Mark Zuckerberg should be heartened by Apple’s behavior with iPhone, actually. When it first came out it seemed like Apple would have a monopoly. But then Google came with Android, which was more open, less expensive, and it won most of the market share.

Zuckerberg might be able to stay ahead of Microsoft or Google as the world moves toward using glasses to compute by building on the amazing experiences that just shipped on Oculus Quest to get there just as Android did against the iPhone.

We’ll see, and that’s what makes this industry so fun to watch and participate in.

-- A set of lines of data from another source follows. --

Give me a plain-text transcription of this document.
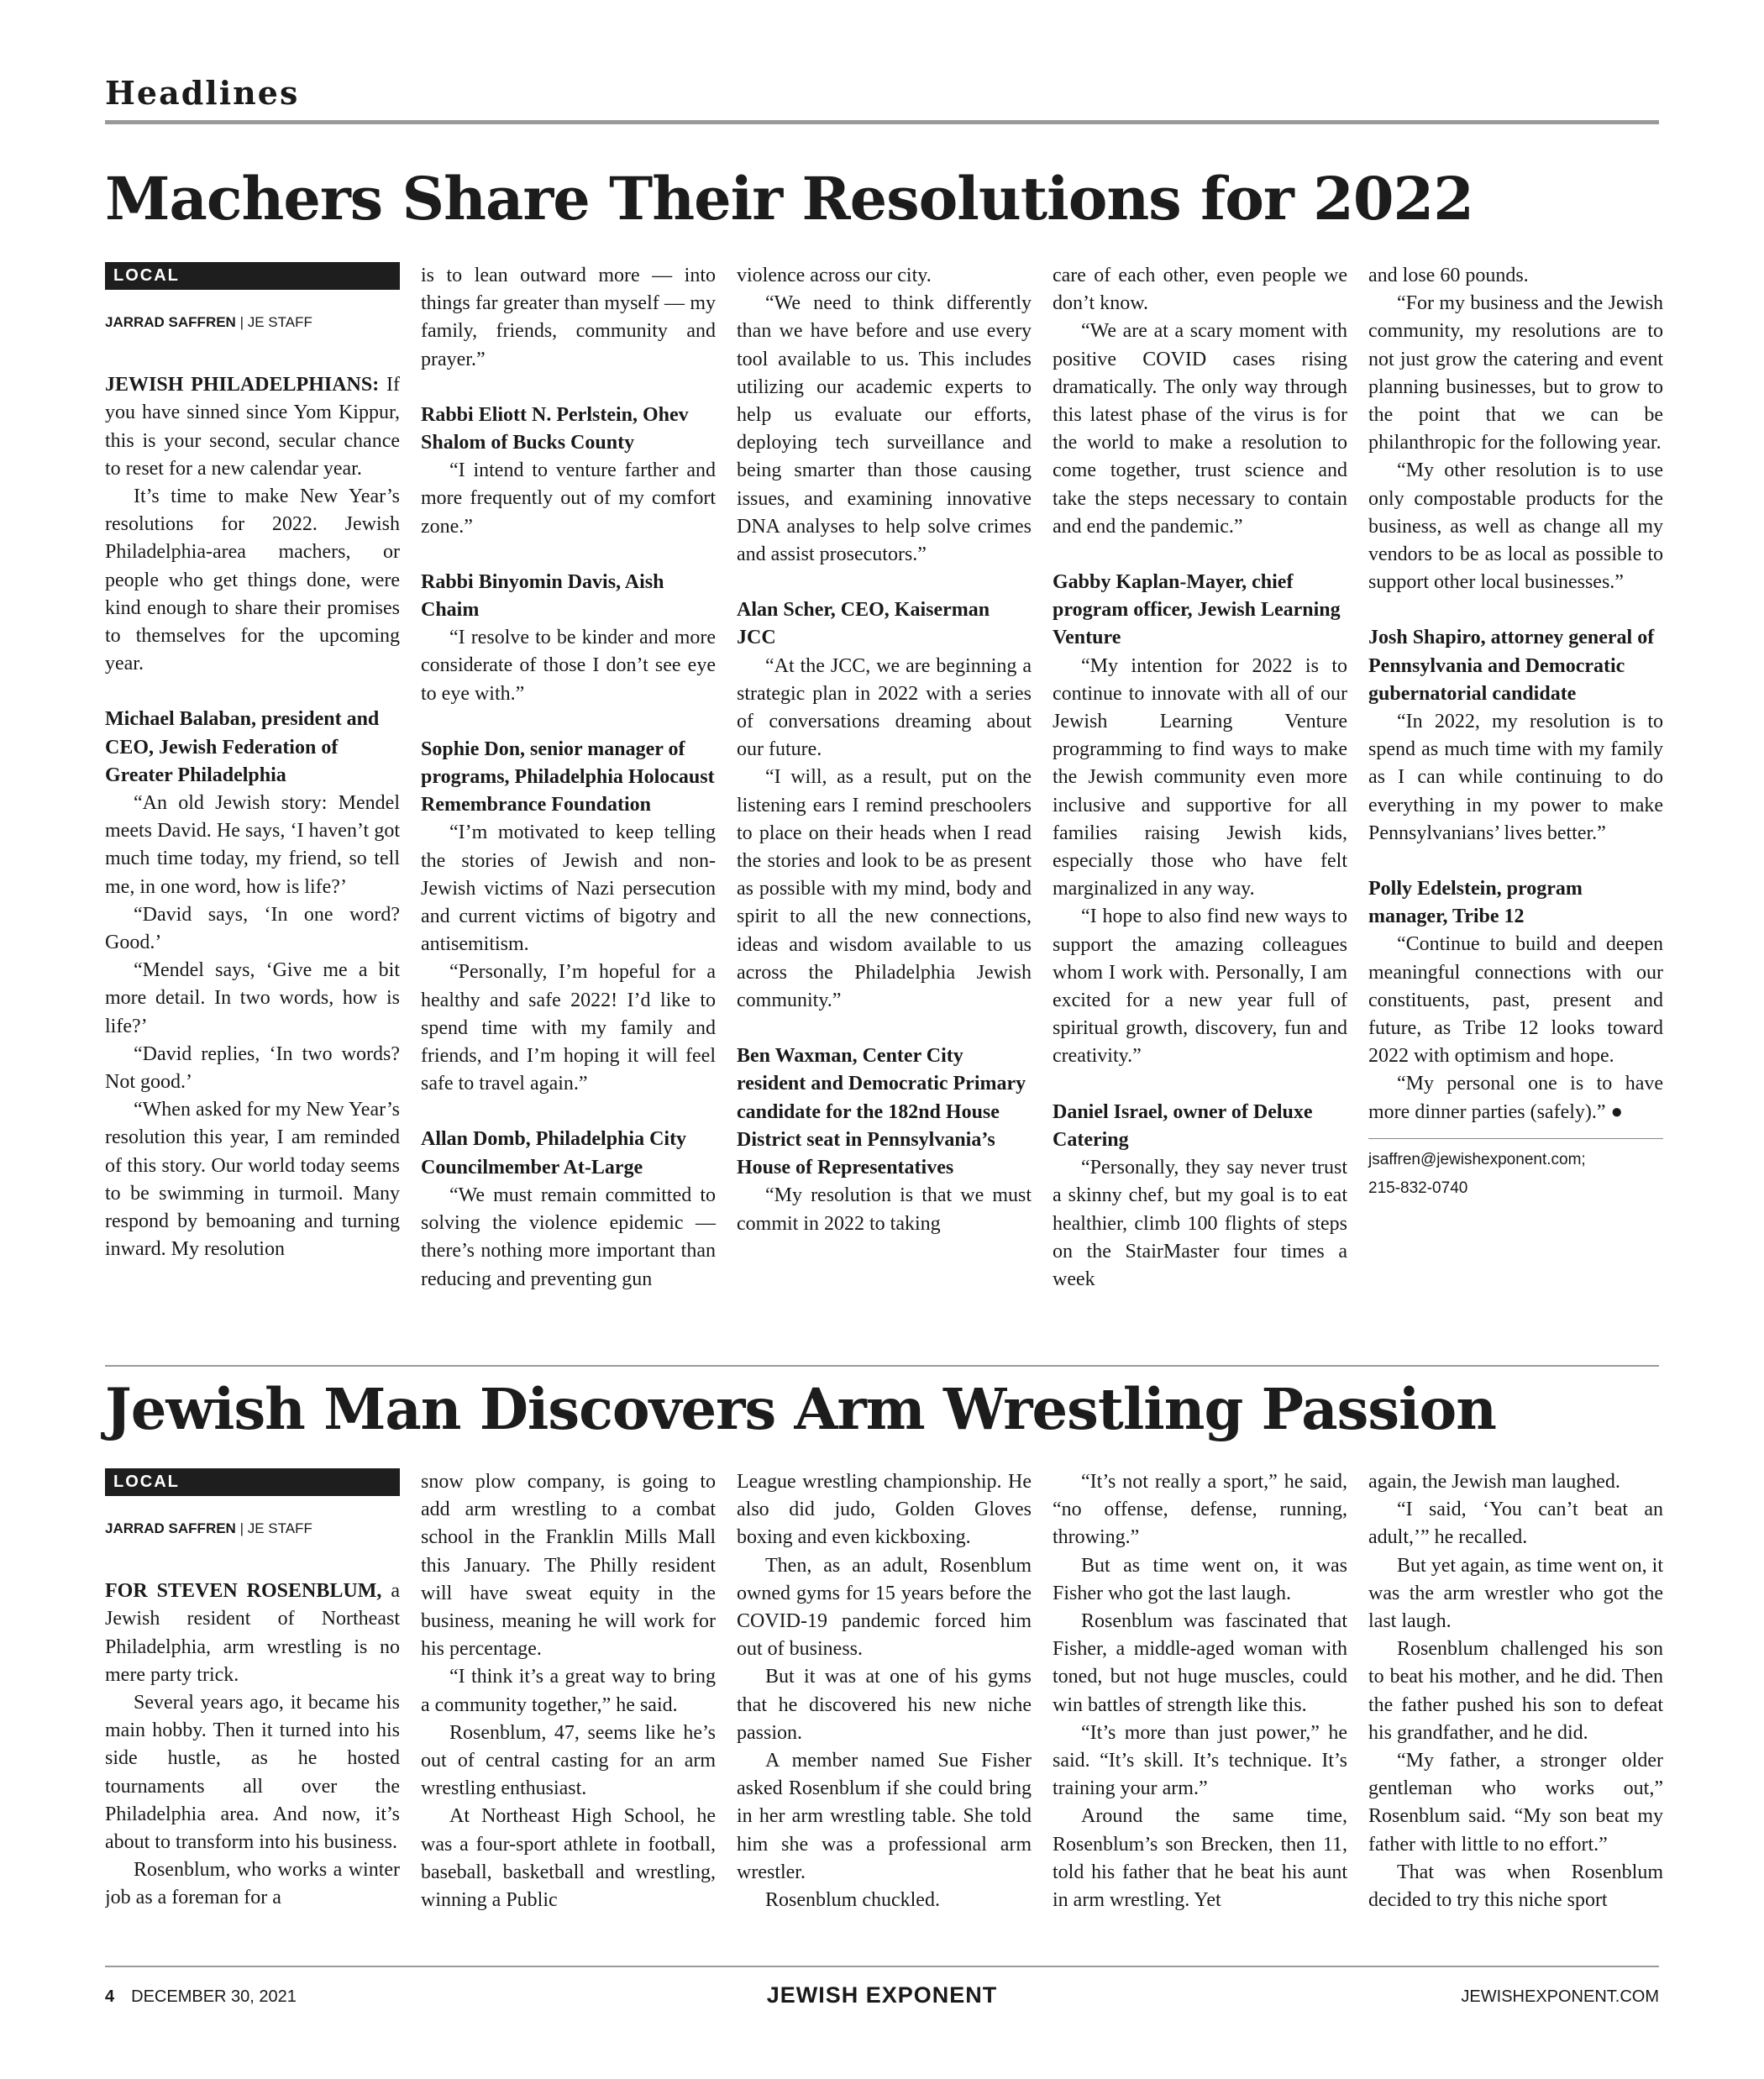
Headlines
Machers Share Their Resolutions for 2022
LOCAL
JARRAD SAFFREN | JE STAFF

JEWISH PHILADELPHIANS: If you have sinned since Yom Kippur, this is your second, secular chance to reset for a new calendar year.

It’s time to make New Year’s resolutions for 2022. Jewish Philadelphia-area machers, or people who get things done, were kind enough to share their promises to themselves for the upcoming year.

Michael Balaban, president and CEO, Jewish Federation of Greater Philadelphia

“An old Jewish story: Mendel meets David. He says, ‘I haven’t got much time today, my friend, so tell me, in one word, how is life?’

“David says, ‘In one word? Good.’

“Mendel says, ‘Give me a bit more detail. In two words, how is life?’

“David replies, ‘In two words? Not good.’

“When asked for my New Year’s resolution this year, I am reminded of this story. Our world today seems to be swimming in turmoil. Many respond by bemoaning and turning inward. My resolution

is to lean outward more — into things far greater than myself — my family, friends, community and prayer.”

Rabbi Eliott N. Perlstein, Ohev Shalom of Bucks County

“I intend to venture farther and more frequently out of my comfort zone.”

Rabbi Binyomin Davis, Aish Chaim

“I resolve to be kinder and more considerate of those I don’t see eye to eye with.”

Sophie Don, senior manager of programs, Philadelphia Holocaust Remembrance Foundation

“I’m motivated to keep telling the stories of Jewish and non-Jewish victims of Nazi persecution and current victims of bigotry and antisemitism.

“Personally, I’m hopeful for a healthy and safe 2022! I’d like to spend time with my family and friends, and I’m hoping it will feel safe to travel again.”

Allan Domb, Philadelphia City Councilmember At-Large

“We must remain committed to solving the violence epidemic — there’s nothing more important than reducing and preventing gun

violence across our city.

“We need to think differently than we have before and use every tool available to us. This includes utilizing our academic experts to help us evaluate our efforts, deploying tech surveillance and being smarter than those causing issues, and examining innovative DNA analyses to help solve crimes and assist prosecutors.”

Alan Scher, CEO, Kaiserman JCC

“At the JCC, we are beginning a strategic plan in 2022 with a series of conversations dreaming about our future.

“I will, as a result, put on the listening ears I remind preschoolers to place on their heads when I read the stories and look to be as present as possible with my mind, body and spirit to all the new connections, ideas and wisdom available to us across the Philadelphia Jewish community.”

Ben Waxman, Center City resident and Democratic Primary candidate for the 182nd House District seat in Pennsylvania’s House of Representatives

“My resolution is that we must commit in 2022 to taking

care of each other, even people we don’t know.

“We are at a scary moment with positive COVID cases rising dramatically. The only way through this latest phase of the virus is for the world to make a resolution to come together, trust science and take the steps necessary to contain and end the pandemic.”

Gabby Kaplan-Mayer, chief program officer, Jewish Learning Venture

“My intention for 2022 is to continue to innovate with all of our Jewish Learning Venture programming to find ways to make the Jewish community even more inclusive and supportive for all families raising Jewish kids, especially those who have felt marginalized in any way.

“I hope to also find new ways to support the amazing colleagues whom I work with. Personally, I am excited for a new year full of spiritual growth, discovery, fun and creativity.”

Daniel Israel, owner of Deluxe Catering

“Personally, they say never trust a skinny chef, but my goal is to eat healthier, climb 100 flights of steps on the StairMaster four times a week

and lose 60 pounds.

“For my business and the Jewish community, my resolutions are to not just grow the catering and event planning businesses, but to grow to the point that we can be philanthropic for the following year.

“My other resolution is to use only compostable products for the business, as well as change all my vendors to be as local as possible to support other local businesses.”

Josh Shapiro, attorney general of Pennsylvania and Democratic gubernatorial candidate

“In 2022, my resolution is to spend as much time with my family as I can while continuing to do everything in my power to make Pennsylvanians’ lives better.”

Polly Edelstein, program manager, Tribe 12

“Continue to build and deepen meaningful connections with our constituents, past, present and future, as Tribe 12 looks toward 2022 with optimism and hope.

“My personal one is to have more dinner parties (safely).” ●

jsaffren@jewishexponent.com;
215-832-0740
Jewish Man Discovers Arm Wrestling Passion
LOCAL
JARRAD SAFFREN | JE STAFF

FOR STEVEN ROSENBLUM, a Jewish resident of Northeast Philadelphia, arm wrestling is no mere party trick.

Several years ago, it became his main hobby. Then it turned into his side hustle, as he hosted tournaments all over the Philadelphia area. And now, it’s about to transform into his business.

Rosenblum, who works a winter job as a foreman for a

snow plow company, is going to add arm wrestling to a combat school in the Franklin Mills Mall this January. The Philly resident will have sweat equity in the business, meaning he will work for his percentage.

“I think it’s a great way to bring a community together,” he said.

Rosenblum, 47, seems like he’s out of central casting for an arm wrestling enthusiast.

At Northeast High School, he was a four-sport athlete in football, baseball, basketball and wrestling, winning a Public

League wrestling championship. He also did judo, Golden Gloves boxing and even kickboxing.

Then, as an adult, Rosenblum owned gyms for 15 years before the COVID-19 pandemic forced him out of business.

But it was at one of his gyms that he discovered his new niche passion.

A member named Sue Fisher asked Rosenblum if she could bring in her arm wrestling table. She told him she was a professional arm wrestler.

Rosenblum chuckled.

“It’s not really a sport,” he said, “no offense, defense, running, throwing.”

But as time went on, it was Fisher who got the last laugh.

Rosenblum was fascinated that Fisher, a middle-aged woman with toned, but not huge muscles, could win battles of strength like this.

“It’s more than just power,” he said. “It’s skill. It’s technique. It’s training your arm.”

Around the same time, Rosenblum’s son Brecken, then 11, told his father that he beat his aunt in arm wrestling. Yet

again, the Jewish man laughed.

“I said, ‘You can’t beat an adult,’” he recalled.

But yet again, as time went on, it was the arm wrestler who got the last laugh.

Rosenblum challenged his son to beat his mother, and he did. Then the father pushed his son to defeat his grandfather, and he did.

“My father, a stronger older gentleman who works out,” Rosenblum said. “My son beat my father with little to no effort.”

That was when Rosenblum decided to try this niche sport

4 DECEMBER 30, 2021	JEWISH EXPONENT	JEWISHEXPONENT.COM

What should your business do? Well, today, if you don’t have an Oculus Quest and either a Magic Leap or a HoloLens, or spent significant time in all three, your business is already behind and that will be very noticeable next year as many new products, not just from Apple, come to market. Really, though, each business is individual and needs its own strategy, even if that strategy is to wait to see the market develop further before jumping in. We would love to help, drop us a line. I’m at robert @

By 2022 the entire world will change and we see $50 billion worth of investment from both big and small tech companies coming to bear. Ignore this market at your peril. Apple isn’t. Its privacy wall is proof enough of that.